Un vrai problème.La crise de 2008, puis les déboires de la zone euro, ont été d’une telle ampleur qu’ils ont induit des politiques économiques sans précédent.Et la volonté de donner un « rôle décisif » au marché, annoncée le 12 novembre, y est transcrite dans des moyens de la concrétiser.Un bouclier contre la vindicte, l’avis hâtif, l’acharnement à la culpabilisation, parfois.Une variété de régimes favorables est spécifiquement adaptée ou ciblée sur les seules PME : taux réduit d’imposition, régime des entreprises nouvelles, avantages fiscaux sur des territoires fragilisés, pour n’en citer qu’une faible poignée.
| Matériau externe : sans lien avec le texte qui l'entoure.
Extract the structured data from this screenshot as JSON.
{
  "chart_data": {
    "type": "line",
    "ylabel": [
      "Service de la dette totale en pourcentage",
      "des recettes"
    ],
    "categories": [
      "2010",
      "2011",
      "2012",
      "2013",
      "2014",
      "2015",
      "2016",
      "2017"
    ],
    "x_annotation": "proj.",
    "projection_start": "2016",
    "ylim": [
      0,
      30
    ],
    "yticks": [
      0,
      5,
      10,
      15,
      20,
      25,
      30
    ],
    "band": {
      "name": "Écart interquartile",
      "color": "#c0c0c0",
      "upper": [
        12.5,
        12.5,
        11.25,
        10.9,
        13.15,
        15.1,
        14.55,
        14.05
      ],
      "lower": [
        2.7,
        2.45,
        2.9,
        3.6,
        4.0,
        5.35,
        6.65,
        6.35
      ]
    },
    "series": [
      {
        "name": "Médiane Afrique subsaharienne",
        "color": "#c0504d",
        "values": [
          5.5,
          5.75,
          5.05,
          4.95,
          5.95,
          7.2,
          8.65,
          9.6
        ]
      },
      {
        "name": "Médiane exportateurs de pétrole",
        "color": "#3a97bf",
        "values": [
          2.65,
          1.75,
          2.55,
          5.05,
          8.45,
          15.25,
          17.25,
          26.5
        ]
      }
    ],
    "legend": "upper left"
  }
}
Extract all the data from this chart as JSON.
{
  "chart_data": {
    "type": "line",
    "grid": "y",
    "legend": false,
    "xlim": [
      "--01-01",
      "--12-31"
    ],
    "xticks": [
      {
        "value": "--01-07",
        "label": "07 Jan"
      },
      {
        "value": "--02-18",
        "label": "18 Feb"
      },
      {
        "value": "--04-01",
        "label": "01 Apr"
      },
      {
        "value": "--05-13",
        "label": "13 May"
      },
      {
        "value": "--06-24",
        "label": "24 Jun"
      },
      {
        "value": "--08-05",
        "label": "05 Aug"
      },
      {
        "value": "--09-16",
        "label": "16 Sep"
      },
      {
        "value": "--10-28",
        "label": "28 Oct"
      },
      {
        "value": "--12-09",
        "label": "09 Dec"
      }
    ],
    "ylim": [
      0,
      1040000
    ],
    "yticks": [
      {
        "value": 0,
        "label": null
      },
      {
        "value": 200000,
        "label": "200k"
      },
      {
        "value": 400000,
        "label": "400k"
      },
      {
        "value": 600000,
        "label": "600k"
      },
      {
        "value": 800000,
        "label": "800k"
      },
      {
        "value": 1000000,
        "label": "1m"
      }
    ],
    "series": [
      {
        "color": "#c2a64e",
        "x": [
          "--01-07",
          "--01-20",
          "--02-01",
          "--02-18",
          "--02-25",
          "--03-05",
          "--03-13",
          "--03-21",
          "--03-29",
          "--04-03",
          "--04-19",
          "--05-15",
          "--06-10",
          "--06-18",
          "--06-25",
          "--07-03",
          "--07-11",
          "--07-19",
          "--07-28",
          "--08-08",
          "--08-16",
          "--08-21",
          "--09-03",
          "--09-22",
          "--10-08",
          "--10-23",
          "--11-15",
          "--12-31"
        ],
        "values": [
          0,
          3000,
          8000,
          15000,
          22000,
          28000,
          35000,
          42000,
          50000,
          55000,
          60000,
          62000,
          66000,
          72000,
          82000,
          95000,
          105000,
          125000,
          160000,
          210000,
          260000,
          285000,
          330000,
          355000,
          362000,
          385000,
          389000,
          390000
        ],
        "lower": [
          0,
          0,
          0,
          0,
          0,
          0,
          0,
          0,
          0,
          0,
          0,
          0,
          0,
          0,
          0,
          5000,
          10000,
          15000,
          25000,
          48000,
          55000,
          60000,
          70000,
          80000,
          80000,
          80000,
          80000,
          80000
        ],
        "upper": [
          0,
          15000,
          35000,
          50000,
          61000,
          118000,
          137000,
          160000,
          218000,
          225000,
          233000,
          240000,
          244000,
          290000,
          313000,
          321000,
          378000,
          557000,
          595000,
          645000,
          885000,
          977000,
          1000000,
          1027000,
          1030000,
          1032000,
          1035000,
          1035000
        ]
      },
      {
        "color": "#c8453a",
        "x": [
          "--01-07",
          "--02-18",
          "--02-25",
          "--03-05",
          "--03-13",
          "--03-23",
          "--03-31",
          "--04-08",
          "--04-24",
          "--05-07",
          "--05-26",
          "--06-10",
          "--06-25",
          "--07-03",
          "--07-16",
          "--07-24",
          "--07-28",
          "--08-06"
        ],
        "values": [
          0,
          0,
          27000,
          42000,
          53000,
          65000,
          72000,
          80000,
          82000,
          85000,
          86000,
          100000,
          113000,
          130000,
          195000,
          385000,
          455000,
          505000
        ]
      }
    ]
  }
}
Fondé par Antonio Fiori, convaincu que le bonheur est moins dans la récompense qu’on reçoit que dans l’action qu’on accomplit.Pire encore, ils peuvent avoir un effet en cascade, comme par exemple une pandémie ou une cyber-attaque qui peut provoquer une crise financière ou politique et imposer des coûts disproportionnés à ceux qui peuvent le moins les assumer. De même, nous demandons que soient examinés les moyens pour que ceux qui souffrent le plus de la crise par la précarité et l’exclusion s’ouvrent quand même des droits à la retraite.C’est aussi le cas de l’agroalimentaire.Augmenté en mai dernier, il se situe aujourd’hui à 30HK$ (3,00€) de l’heure, un niveau que beaucoup jugent trop faible.Car contrairement aux discours dans l’air du temps, le succès profite généralement à tout le monde, et ce malgré les rares excès condamnables de certains.A contrario, ils tardent à mettre en œuvre une régulation efficace de certains risques quand ceux-ci affectent des groupes industriels bien organisés, comme ceux posés par les pesticides ou la pollution locale de l’air.